= The Māori Sidesteps =

New Zealand music band and performance group

The Māori Sidesteps are a New Zealand musical and performance group founded by Jamie McCaskill in 2016, based in Wellington. The band reinterprets the musical tradition of Māori showbands such as The Quin Tikis, The Maori Hi Five, and the Howard Morrison Quartet. They perform musical skits and songs, some with lyrics changed to parody and satirise issues arising from the colonisation of New Zealand. Members of the group have included Regan Taylor, Rob Mokaraka (Former Member), Cohen Holloway, Jamie McCaskill, Erroll Anderson and Jerome Leota. The costumes for the band were designed by Suzanne Tamaki. The band has featured in a sixteen episode, self-titled web series The Māori Sidesteps in 2016 and in the six episode Maori Television series Hari with the Māori Side Steps in 2021.

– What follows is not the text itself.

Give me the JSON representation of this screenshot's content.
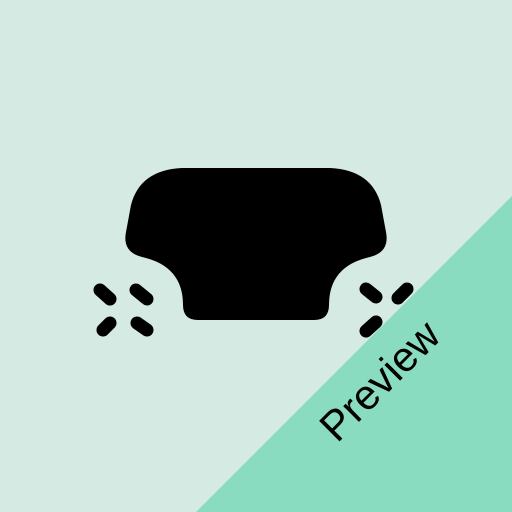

In 2019 The Māori Sidesteps worked with the New Zealand Ministry of Education to create a series of videos aimed at encouraging parents of children and young people to enroll in courses to learn and be taught in Te Reo. They've performed in various areas around New Zealand. On late September and early October of 2022, The Māori Sidesteps performed at the Court Theatre in Christchurch, New Zealand.